CRISTIANA PULCINELLI
C’è da preoccuparsi? I messaggi che arrivano non sono sempre limpidi. Ad esempio, il ministro Sacconi dice che il previsto aumento dei casi in Italia non desta preoccupazione, ma che comunque si metterà in piedi una macchina costosa e complessa per vaccinare nel prossimo inverno 15 milioni di persone. Affermazioni contraddittorie che danno adito a pensare che sotto ci sia qualcosa.
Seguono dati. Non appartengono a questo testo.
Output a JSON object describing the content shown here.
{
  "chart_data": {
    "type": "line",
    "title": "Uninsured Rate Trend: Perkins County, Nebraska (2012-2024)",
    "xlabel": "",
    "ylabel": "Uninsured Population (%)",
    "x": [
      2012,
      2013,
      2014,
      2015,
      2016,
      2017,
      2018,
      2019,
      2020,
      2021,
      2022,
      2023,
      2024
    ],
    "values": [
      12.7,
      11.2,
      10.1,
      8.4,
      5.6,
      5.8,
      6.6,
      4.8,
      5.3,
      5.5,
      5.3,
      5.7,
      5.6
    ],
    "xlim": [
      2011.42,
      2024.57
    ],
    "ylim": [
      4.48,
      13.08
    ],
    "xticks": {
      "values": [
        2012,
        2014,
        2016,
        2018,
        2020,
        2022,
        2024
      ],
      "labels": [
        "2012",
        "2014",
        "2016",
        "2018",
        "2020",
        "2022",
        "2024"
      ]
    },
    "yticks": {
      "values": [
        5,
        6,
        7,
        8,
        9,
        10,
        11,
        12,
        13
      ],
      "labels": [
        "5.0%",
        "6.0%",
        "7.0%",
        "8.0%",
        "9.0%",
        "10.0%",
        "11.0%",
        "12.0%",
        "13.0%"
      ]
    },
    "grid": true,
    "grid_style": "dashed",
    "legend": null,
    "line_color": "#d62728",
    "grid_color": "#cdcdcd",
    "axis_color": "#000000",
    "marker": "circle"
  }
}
La comunicazione è importante soprattutto quando ci troviamo a governare l’incerto. Meglio mettere tutto sul piatto: quello che sappiamo e quello che non sappiamo. Del virus A H1N1 - comparso sulla faccia della Terra appena tre mesi fa - sappiamo che ha fatto partire una pandemia influenzale. Sappiamo che in tre mesi ha raggiunto quasi il 100% del pianeta. Sappiamo che nessuno ha l’immunità per questo virus. Sappiamo anche che finora non ha una mortalità alta: non è più cattivo del virus dell’influenza stagionale che comunque causa da 250.000 a 500.000 morti l’anno.
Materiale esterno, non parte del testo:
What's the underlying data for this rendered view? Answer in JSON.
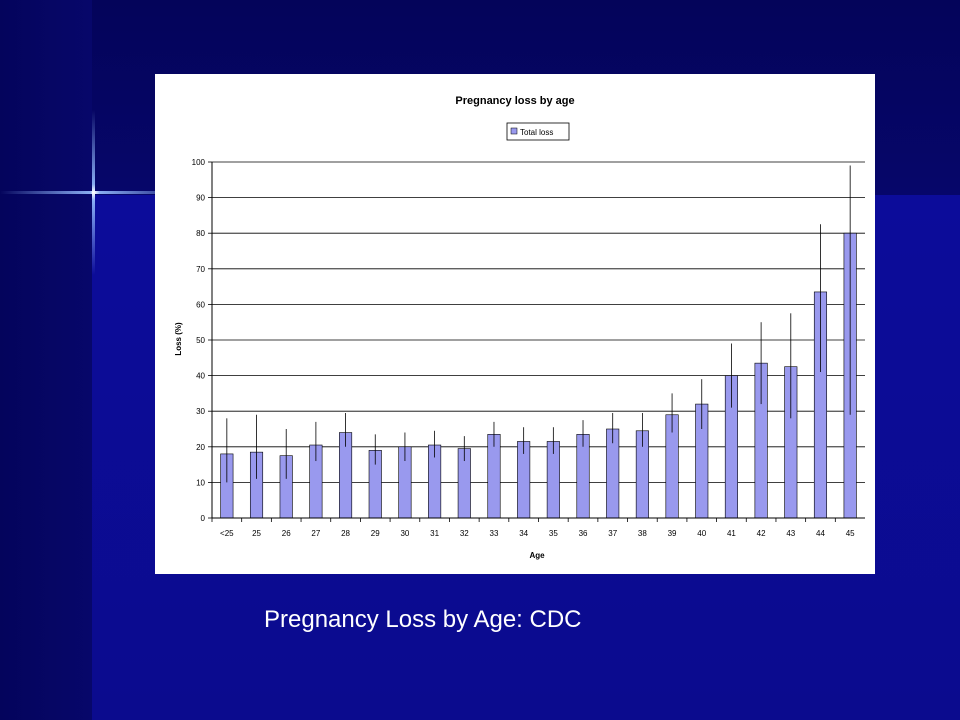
{
  "slide": {
    "caption": "Pregnancy Loss by Age: CDC",
    "colors": {
      "background": "#0a0a78",
      "caption": "#ffffff"
    }
  },
  "chart_data": {
    "type": "bar",
    "title": "Pregnancy loss by age",
    "xlabel": "Age",
    "ylabel": "Loss (%)",
    "ylim": [
      0,
      100
    ],
    "yticks": [
      0,
      10,
      20,
      30,
      40,
      50,
      60,
      70,
      80,
      90,
      100
    ],
    "grid": true,
    "legend_position": "top-center",
    "bar_color": "#9999ee",
    "categories": [
      "<25",
      "25",
      "26",
      "27",
      "28",
      "29",
      "30",
      "31",
      "32",
      "33",
      "34",
      "35",
      "36",
      "37",
      "38",
      "39",
      "40",
      "41",
      "42",
      "43",
      "44",
      "45"
    ],
    "series": [
      {
        "name": "Total loss",
        "values": [
          18,
          18.5,
          17.5,
          20.5,
          24,
          19,
          20,
          20.5,
          19.5,
          23.5,
          21.5,
          21.5,
          23.5,
          25,
          24.5,
          29,
          32,
          40,
          43.5,
          42.5,
          63.5,
          80
        ],
        "error_upper": [
          28,
          29,
          25,
          27,
          29.5,
          23.5,
          24,
          24.5,
          23,
          27,
          25.5,
          25.5,
          27.5,
          29.5,
          29.5,
          35,
          39,
          49,
          55,
          57.5,
          82.5,
          99
        ],
        "error_lower": [
          10,
          11,
          11,
          16,
          20,
          15,
          16,
          17,
          16,
          20,
          18,
          18,
          20,
          21,
          20,
          24,
          25,
          31,
          32,
          28,
          41,
          29
        ]
      }
    ]
  }
}
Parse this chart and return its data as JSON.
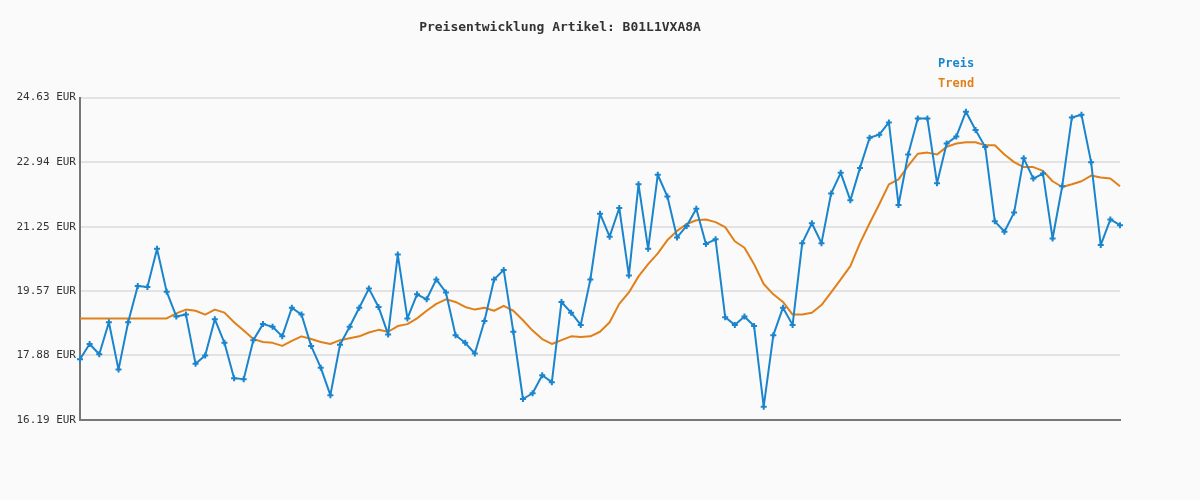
{
  "chart_data": {
    "type": "line",
    "title": "Preisentwicklung Artikel: B01L1VXA8A",
    "categories": [
      null,
      null,
      null,
      null,
      null,
      null,
      null,
      null,
      null,
      null,
      null,
      null,
      null,
      null,
      null,
      null,
      null,
      null,
      null,
      null,
      null,
      null,
      null,
      null,
      null,
      null,
      null,
      null,
      null,
      null,
      null,
      null,
      null,
      null,
      null,
      null,
      null,
      null,
      null,
      null,
      null,
      null,
      null,
      null,
      null,
      null,
      null,
      null,
      null,
      null,
      null,
      null,
      null,
      null,
      null,
      null,
      null,
      null,
      null,
      null,
      null,
      null,
      null,
      null,
      null,
      null,
      null,
      null,
      null,
      null,
      null,
      null,
      null,
      null,
      null,
      null,
      null,
      null,
      null,
      null,
      null,
      null,
      null,
      null,
      null,
      null,
      null,
      null,
      null,
      null,
      null,
      null,
      null,
      null,
      null,
      null,
      null,
      null,
      null,
      null,
      null,
      null,
      null,
      null,
      null,
      null,
      null,
      null,
      null
    ],
    "series": [
      {
        "name": "Preis",
        "color": "#1a85cc",
        "marker": "cross",
        "values": [
          17.78,
          18.18,
          17.91,
          18.75,
          17.51,
          18.75,
          19.7,
          19.67,
          20.67,
          19.55,
          18.9,
          18.95,
          17.66,
          17.88,
          18.83,
          18.21,
          17.28,
          17.26,
          18.28,
          18.7,
          18.63,
          18.38,
          19.13,
          18.95,
          18.13,
          17.56,
          16.84,
          18.16,
          18.63,
          19.13,
          19.63,
          19.15,
          18.43,
          20.52,
          18.85,
          19.48,
          19.35,
          19.87,
          19.53,
          18.41,
          18.21,
          17.93,
          18.78,
          19.87,
          20.12,
          18.5,
          16.74,
          16.89,
          17.36,
          17.18,
          19.28,
          19.0,
          18.68,
          19.87,
          21.59,
          20.99,
          21.74,
          19.97,
          22.36,
          20.67,
          22.61,
          22.04,
          20.97,
          21.27,
          21.72,
          20.8,
          20.92,
          18.88,
          18.68,
          18.9,
          18.65,
          16.54,
          18.41,
          19.13,
          18.68,
          20.82,
          21.34,
          20.82,
          22.12,
          22.66,
          21.94,
          22.79,
          23.58,
          23.66,
          23.98,
          21.82,
          23.14,
          24.08,
          24.08,
          22.39,
          23.43,
          23.61,
          24.26,
          23.78,
          23.34,
          21.39,
          21.12,
          21.62,
          23.04,
          22.51,
          22.64,
          20.94,
          22.31,
          24.11,
          24.18,
          22.94,
          20.77,
          21.44,
          21.29
        ]
      },
      {
        "name": "Trend",
        "color": "#e0801a",
        "marker": "none",
        "values": [
          18.85,
          18.85,
          18.85,
          18.85,
          18.85,
          18.85,
          18.85,
          18.85,
          18.85,
          18.85,
          18.98,
          19.08,
          19.05,
          18.95,
          19.08,
          19.0,
          18.75,
          18.53,
          18.31,
          18.23,
          18.21,
          18.13,
          18.26,
          18.38,
          18.31,
          18.23,
          18.18,
          18.28,
          18.33,
          18.38,
          18.48,
          18.55,
          18.5,
          18.65,
          18.7,
          18.85,
          19.05,
          19.23,
          19.35,
          19.28,
          19.15,
          19.08,
          19.13,
          19.05,
          19.18,
          19.05,
          18.8,
          18.53,
          18.31,
          18.18,
          18.28,
          18.38,
          18.36,
          18.38,
          18.5,
          18.75,
          19.23,
          19.53,
          19.95,
          20.27,
          20.55,
          20.9,
          21.14,
          21.32,
          21.42,
          21.44,
          21.37,
          21.24,
          20.87,
          20.7,
          20.27,
          19.75,
          19.48,
          19.28,
          18.95,
          18.95,
          19.0,
          19.2,
          19.53,
          19.87,
          20.22,
          20.82,
          21.34,
          21.84,
          22.36,
          22.49,
          22.84,
          23.16,
          23.19,
          23.14,
          23.34,
          23.43,
          23.46,
          23.46,
          23.38,
          23.38,
          23.14,
          22.94,
          22.81,
          22.81,
          22.71,
          22.44,
          22.29,
          22.36,
          22.44,
          22.59,
          22.54,
          22.51,
          22.31
        ]
      }
    ],
    "ylim": [
      16.19,
      24.63
    ],
    "yticks": [
      {
        "value": 16.19,
        "label": "16.19 EUR"
      },
      {
        "value": 17.88,
        "label": "17.88 EUR"
      },
      {
        "value": 19.57,
        "label": "19.57 EUR"
      },
      {
        "value": 21.25,
        "label": "21.25 EUR"
      },
      {
        "value": 22.94,
        "label": "22.94 EUR"
      },
      {
        "value": 24.63,
        "label": "24.63 EUR"
      }
    ],
    "grid": "y",
    "legend": "top right",
    "tick_labels": "y",
    "line_style": "solid"
  }
}
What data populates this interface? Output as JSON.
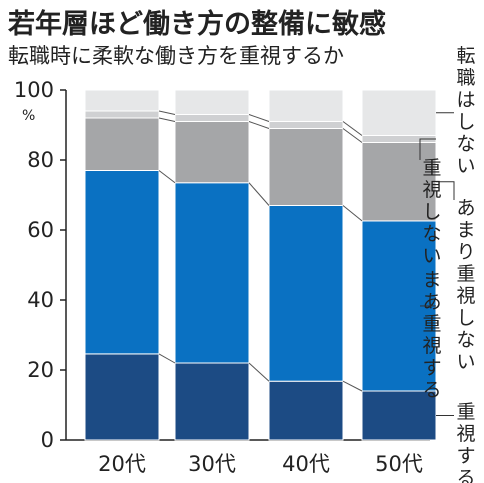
{
  "title": "若年層ほど働き方の整備に敏感",
  "subtitle": "転職時に柔軟な働き方を重視するか",
  "chart_data": {
    "type": "bar",
    "stacked": true,
    "title": "若年層ほど働き方の整備に敏感",
    "subtitle": "転職時に柔軟な働き方を重視するか",
    "unit": "%",
    "ylim": [
      0,
      100
    ],
    "yticks": [
      "0",
      "20",
      "40",
      "60",
      "80",
      "100"
    ],
    "categories": [
      "20代",
      "30代",
      "40代",
      "50代"
    ],
    "series": [
      {
        "name": "重視する",
        "color": "#1c4b84",
        "values": [
          24.6,
          22.0,
          16.8,
          14.0
        ]
      },
      {
        "name": "まあ重視する",
        "color": "#0a71c2",
        "values": [
          52.4,
          51.5,
          50.2,
          48.6
        ]
      },
      {
        "name": "あまり重視しない",
        "color": "#a5a6a8",
        "values": [
          15.0,
          17.5,
          22.0,
          22.4
        ]
      },
      {
        "name": "重視しない",
        "color": "#cfd0d2",
        "values": [
          2.0,
          2.0,
          2.0,
          2.0
        ]
      },
      {
        "name": "転職はしない",
        "color": "#e6e7e8",
        "values": [
          6.0,
          7.0,
          9.0,
          13.0
        ]
      }
    ],
    "grid": false,
    "legend": "right, vertical labels with leader lines"
  }
}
Non sappiamo però se questo virus muterà. I virus che hanno causato le pandemie precedenti lo hanno fatto. La famosa Spagnola del 1918-19, ad esempio, si è presentata in ondate diverse. La prima ondata, lieve, è stata seguita da un’onda molto più grave provocata dallo stesso virus leggermente mutato. La stessa cosa è avvenuta con la pandemia del 1968, la Hong Kong, che, pur essendo molto meno grave delle precedenti, con la seconda ondata causò un milione di morti in più rispetto all’influenza stagionale.
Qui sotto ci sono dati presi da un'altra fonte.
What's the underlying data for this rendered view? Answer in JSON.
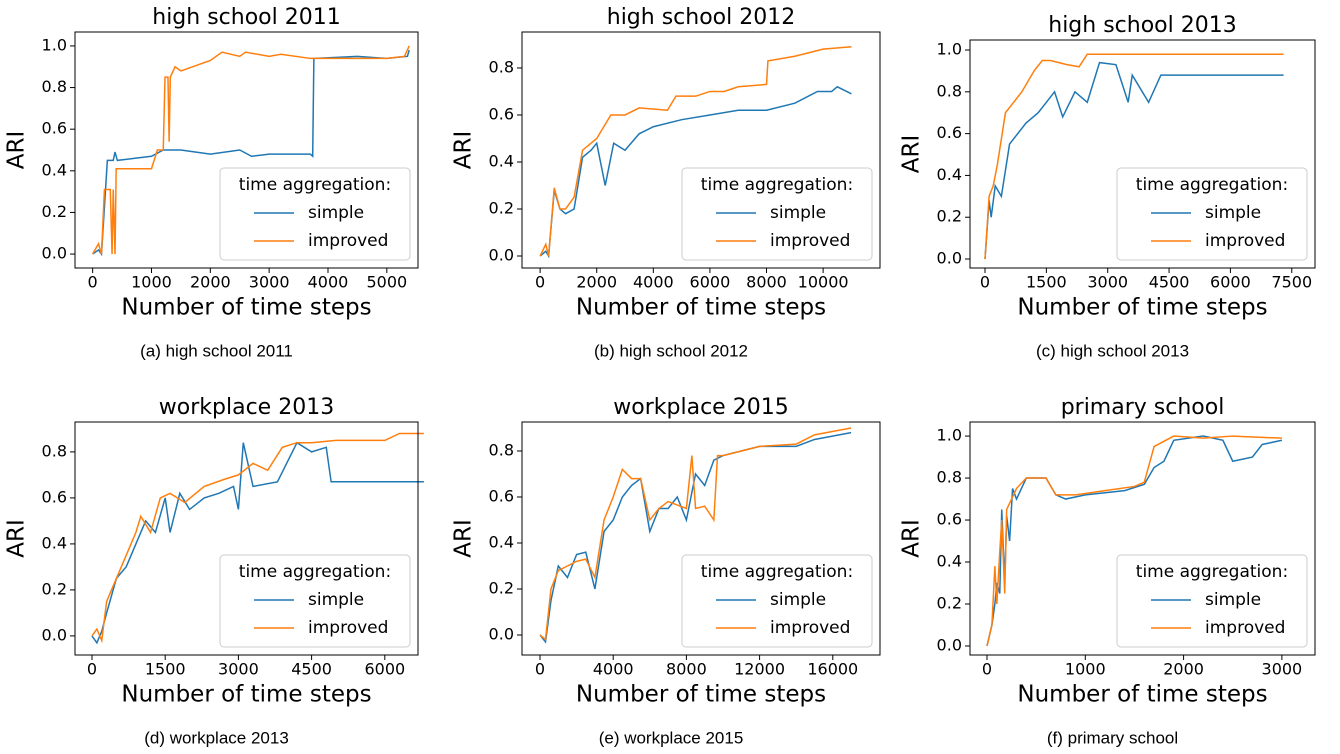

Anche se la mutazione non dovesse avvenire, c’è qualcosa che preoccupa l’Oms e i governi del mondo tanto da far stanziare a Obama 1 miliardo e ottocento milioni di dollari per combattere questa influenza: le sue conseguenze sulla società. Non sappiamo quante persone il virus colpirà, forse un terzo della popolazione. Cosa vuol dire? Il prossimo inverno un operatore sanitario su dieci potrebbe essere fuori combattimento, proprio mentre la richiesta di ricoveri aumenterebbe a dismisura anche perché continuerebbe a circolare il virus dell’influenza stagionale. Questo potrebbe mandare in tilt un sistema sanitario. Oppure, potrebbe mettere fuori combattimento il 12% dei ferrovieri o dei guidatori di autobus, un problema per una grande città. E via così, considerando i costi indiretti come le attività economiche ferme, le giornate lavorative perse. E’ per questo che il centro di analisi economiche inglese Oxford Economics avverte che la Gran Bretagna potrebbe perdere il 5% del Pil in sei mesi e che la pandemia potrebbe minare le possibilità di una ripresa dell'economia mondiale in autunno e farla precipitare in una fase di deflazione. Questo vale per la ricca Inghilterra. I danni previsti (anche la perdita di vite umane) sono naturalmente molto più drammatici per i paesi in via di sviluppo.
Che su questo si creino fortune e carriere, come ha denunciato ad esempio l’epidemiologo Tom Jefferson, è senz’altro vero. Ma è anche vero che con le incertezze tecniche dobbiamo fare i conti e stabilire quanto investire per affrontarle.